While streaming is the music industry’s cash cow these days, CDs aren’t dead yet. According to the Recording Industry Association of America CD sales rose 21 percent to $584 million in 2021, marking the first annual increase in CD sales in the United States . The RIAA notes that many record stores have reopened and artists have resumed selling music at shows after COVID-19 put everything on hold.
As in the past 15 years, vinyl sales continue to grow. Revenue rose a whopping 61 percent to $1 billion in 2021. It’s the first time since 1986 that vinyl sales have reached this milestone. Including other formats, US physical music sales totaled $1.66 billion last year.

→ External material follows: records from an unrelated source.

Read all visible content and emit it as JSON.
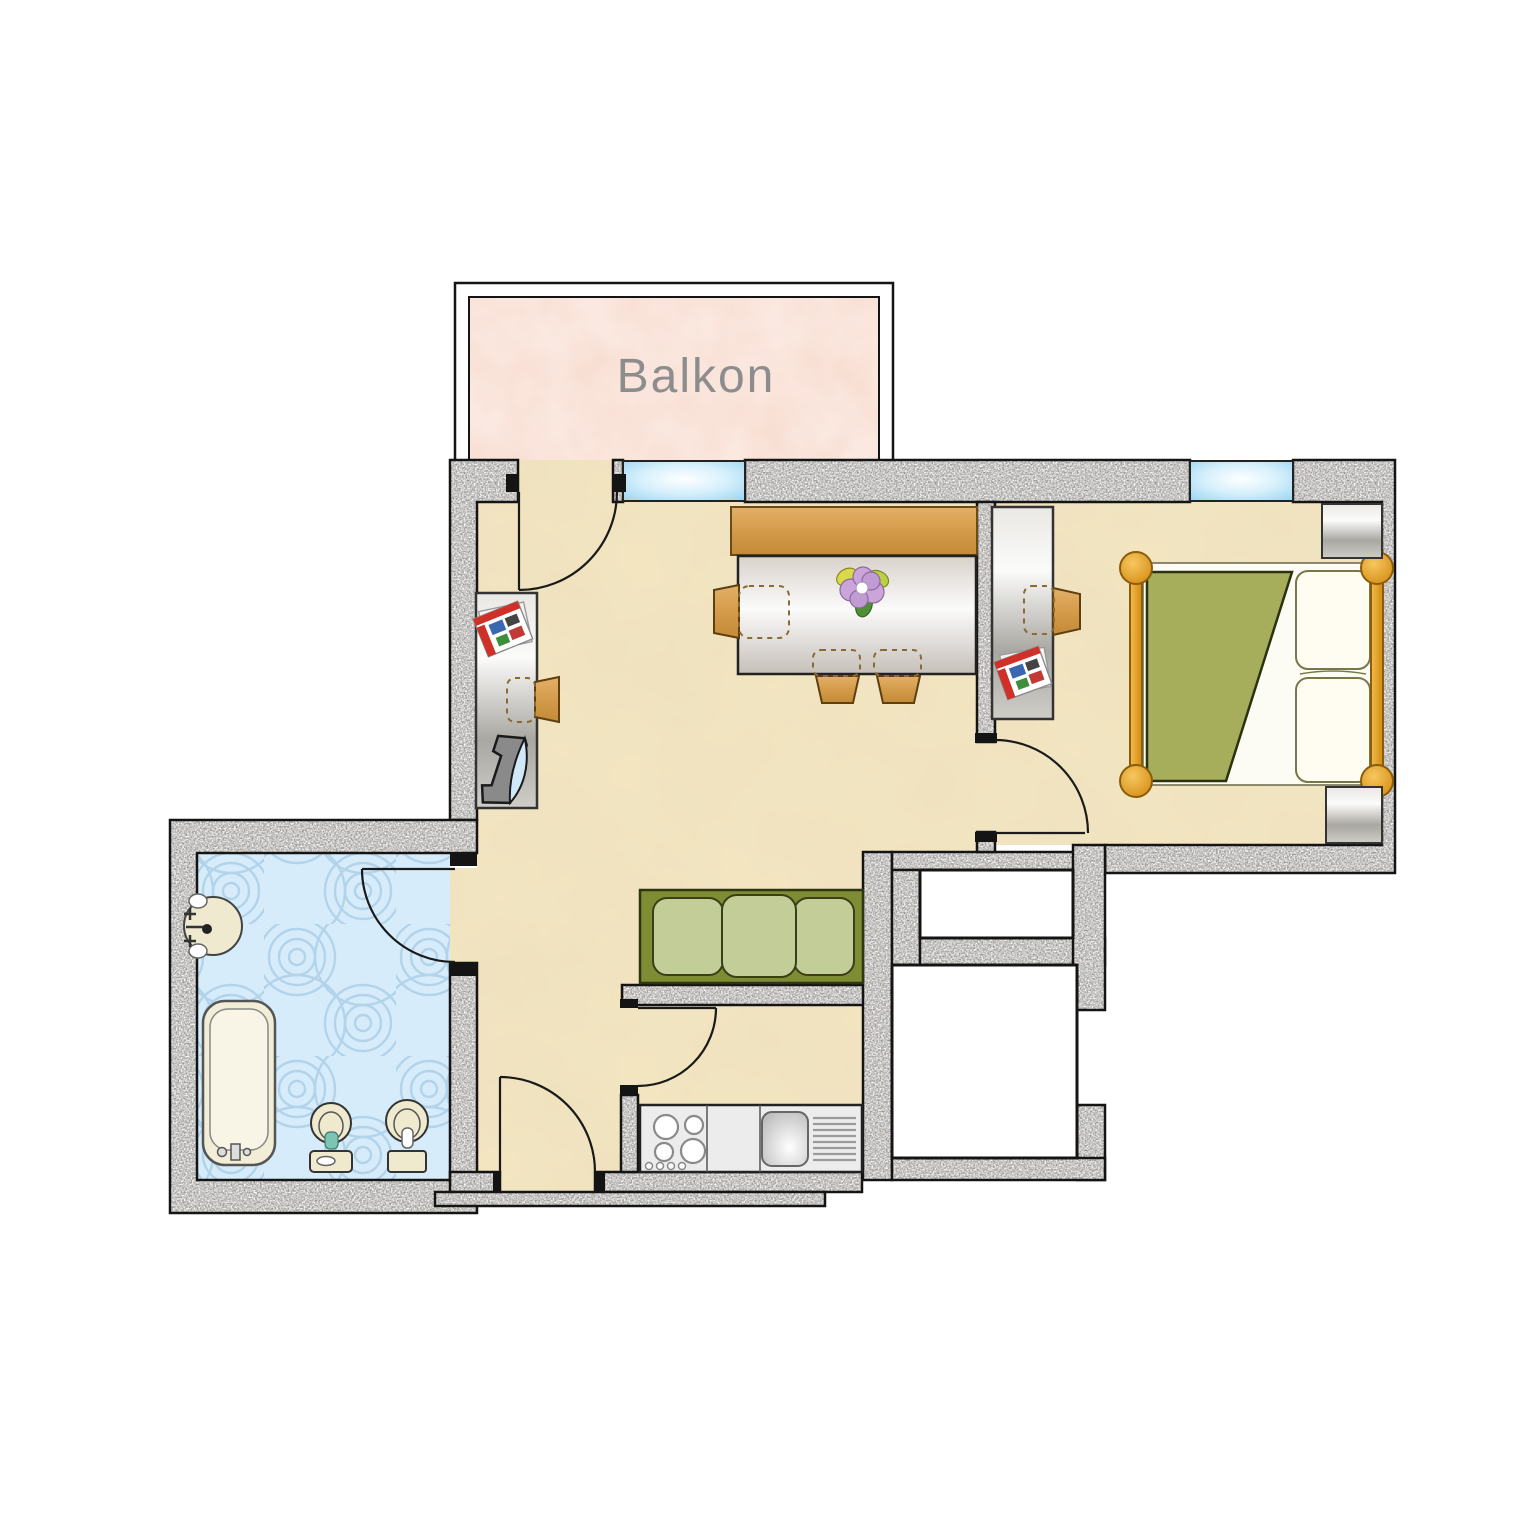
{
  "balcony": {
    "label": "Balkon"
  },
  "palette": {
    "label-gray": "#8d8d8d",
    "wall-base": "#b2b1ac",
    "outline": "#141414",
    "floor-base": "#f2e5c0",
    "bath-floor": "#d7ecfa",
    "balcony-base": "#fbe9e1",
    "window-blue": "#8fd0ef",
    "wood": "#d49b4a",
    "sofa-frame": "#7e8c34",
    "sofa-cushion": "#c3cd98",
    "bed-blanket": "#a6ad5b",
    "bed-frame-orange": "#e8a52c",
    "fixture-cream": "#efe9cd",
    "white-shaft": "#ffffff"
  }
}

The RIAA notes that the only major recorded format that saw sales decline over the past year was digital downloads. Sales fell 12 percent to $587 million — just $3 million more than CD earnings for 2021.
Unsurprisingly, streaming earnings are still skyrocketing. Including platforms such as digital radio, total revenue rose 23.8 percent to $12.4 billion last year. Paid subscriptions accounted for $9.5 billion of that (up 23 percent from 2020). According to the RIAA, the number of paid subscriptions rose by 11 percent to an average of 84 million. Numbers can vary throughout the year as people cancel memberships and sign up.
While artists have long been demanding from platforms, streaming is by far the most important revenue generator for the music industry, accounting for 83 percent of total revenue. Nonetheless, the increase in physical media sales is encouraging for fans of this format and should reassure artists that they can still make money selling CDs. Record stores will be around for a while.